Academic research and industrial innovation: An update of empirical findings
Citation: Edwin Mansfield (1998) Academic research and industrial innovation: An update of empirical findings. Research Policy (RSS)
DOI (original publisher): 10.1016/S0048-7333(97)00043-7
Semantic Scholar (metadata): 10.1016/S0048-7333(97)00043-7
Sci-Hub (fulltext): 10.1016/S0048-7333(97)00043-7
Internet Archive Scholar (search for fulltext): Academic research and industrial innovation: An update of empirical findings
Tagged: Business
(RSS) Technology Transfer (RSS), Patents (RSS), Intellectual Property (RSS), Research (RSS)
Summary
This a very short article (barely 4 pages) that provides an update to (6 years later) to Edwin Mansfield's Academic research and industrial innovation published in Research Policy 7 years previously.
It offers an estimate of the percentage of new products and processes that are the product of academic research done within the previous 15 years from the products commercialization. Although the original article had date from 1976-1985, this paper expands with data from 1986-1994 from a a sample of 77 major firms.

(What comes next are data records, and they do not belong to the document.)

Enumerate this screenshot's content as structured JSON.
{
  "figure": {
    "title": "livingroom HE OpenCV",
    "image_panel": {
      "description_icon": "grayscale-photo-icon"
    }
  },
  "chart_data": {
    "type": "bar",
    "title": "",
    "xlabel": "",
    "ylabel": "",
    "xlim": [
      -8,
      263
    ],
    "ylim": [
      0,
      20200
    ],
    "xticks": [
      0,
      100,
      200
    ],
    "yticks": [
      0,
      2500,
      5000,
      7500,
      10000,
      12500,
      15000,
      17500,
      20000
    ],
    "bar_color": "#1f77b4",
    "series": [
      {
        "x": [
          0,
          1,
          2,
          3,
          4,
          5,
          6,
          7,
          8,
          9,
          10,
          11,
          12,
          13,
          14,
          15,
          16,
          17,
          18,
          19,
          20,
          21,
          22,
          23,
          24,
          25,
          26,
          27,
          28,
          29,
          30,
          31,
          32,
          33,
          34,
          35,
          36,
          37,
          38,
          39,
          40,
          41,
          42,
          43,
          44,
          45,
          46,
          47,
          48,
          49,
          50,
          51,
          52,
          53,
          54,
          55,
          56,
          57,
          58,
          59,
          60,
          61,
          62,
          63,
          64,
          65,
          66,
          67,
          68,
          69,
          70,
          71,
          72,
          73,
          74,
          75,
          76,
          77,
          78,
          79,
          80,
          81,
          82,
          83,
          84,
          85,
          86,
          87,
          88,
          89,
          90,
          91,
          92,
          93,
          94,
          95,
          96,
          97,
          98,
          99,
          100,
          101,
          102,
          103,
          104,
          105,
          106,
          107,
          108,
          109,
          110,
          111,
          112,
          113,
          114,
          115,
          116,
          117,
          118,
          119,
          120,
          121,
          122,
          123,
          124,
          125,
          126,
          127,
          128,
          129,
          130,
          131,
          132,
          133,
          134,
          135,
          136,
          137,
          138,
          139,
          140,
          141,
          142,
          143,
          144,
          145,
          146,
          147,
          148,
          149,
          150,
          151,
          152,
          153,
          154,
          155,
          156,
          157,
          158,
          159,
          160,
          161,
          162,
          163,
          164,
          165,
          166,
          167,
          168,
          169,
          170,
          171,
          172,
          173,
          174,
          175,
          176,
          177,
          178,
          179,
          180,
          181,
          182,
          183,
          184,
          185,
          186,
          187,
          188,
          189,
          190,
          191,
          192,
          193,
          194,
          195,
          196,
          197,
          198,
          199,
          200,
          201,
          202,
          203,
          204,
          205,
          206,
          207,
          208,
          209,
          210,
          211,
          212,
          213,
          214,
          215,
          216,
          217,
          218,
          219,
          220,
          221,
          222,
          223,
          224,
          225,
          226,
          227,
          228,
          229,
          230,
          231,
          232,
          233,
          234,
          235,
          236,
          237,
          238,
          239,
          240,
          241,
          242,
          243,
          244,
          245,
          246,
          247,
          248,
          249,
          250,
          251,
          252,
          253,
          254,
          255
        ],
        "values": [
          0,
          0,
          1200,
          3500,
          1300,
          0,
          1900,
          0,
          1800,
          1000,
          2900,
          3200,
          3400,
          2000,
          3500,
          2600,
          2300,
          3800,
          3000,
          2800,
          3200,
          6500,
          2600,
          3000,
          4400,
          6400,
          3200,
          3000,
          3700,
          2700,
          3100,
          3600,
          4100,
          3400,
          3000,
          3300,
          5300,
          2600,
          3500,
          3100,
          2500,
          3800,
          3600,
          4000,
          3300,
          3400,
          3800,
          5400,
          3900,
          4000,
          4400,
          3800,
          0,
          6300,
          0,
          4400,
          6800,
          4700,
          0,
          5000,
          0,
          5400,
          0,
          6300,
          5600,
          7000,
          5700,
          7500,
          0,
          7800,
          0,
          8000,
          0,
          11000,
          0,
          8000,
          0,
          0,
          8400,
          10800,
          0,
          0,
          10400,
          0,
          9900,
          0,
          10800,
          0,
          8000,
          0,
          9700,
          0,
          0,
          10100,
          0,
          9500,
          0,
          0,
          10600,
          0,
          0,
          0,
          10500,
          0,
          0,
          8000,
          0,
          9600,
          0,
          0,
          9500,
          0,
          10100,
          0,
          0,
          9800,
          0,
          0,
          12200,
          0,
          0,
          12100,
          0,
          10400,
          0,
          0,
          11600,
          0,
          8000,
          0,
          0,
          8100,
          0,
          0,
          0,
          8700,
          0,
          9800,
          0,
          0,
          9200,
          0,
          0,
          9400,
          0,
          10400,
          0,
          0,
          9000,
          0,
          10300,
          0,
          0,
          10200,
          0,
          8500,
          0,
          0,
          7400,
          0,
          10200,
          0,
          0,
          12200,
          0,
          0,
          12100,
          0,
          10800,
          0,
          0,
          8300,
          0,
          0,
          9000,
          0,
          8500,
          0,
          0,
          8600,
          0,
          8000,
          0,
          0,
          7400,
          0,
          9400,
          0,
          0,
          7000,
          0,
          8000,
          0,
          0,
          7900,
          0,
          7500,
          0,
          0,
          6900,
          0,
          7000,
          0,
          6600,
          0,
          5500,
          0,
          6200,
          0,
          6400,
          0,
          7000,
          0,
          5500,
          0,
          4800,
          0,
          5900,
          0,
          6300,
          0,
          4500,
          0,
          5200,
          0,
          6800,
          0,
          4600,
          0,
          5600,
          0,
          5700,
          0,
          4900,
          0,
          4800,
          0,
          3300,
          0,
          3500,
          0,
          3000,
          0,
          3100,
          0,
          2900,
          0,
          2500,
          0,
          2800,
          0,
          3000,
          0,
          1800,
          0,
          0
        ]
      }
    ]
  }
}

The results show an increase in the amount of work that is the product of academic research in thew new period. The basic results are confirmed, more than 10% of new products and processes could not have been created without major delay without academic research. The new data also shows a significant decrease in the time lag associated with the academic research and the innovations commercializing it.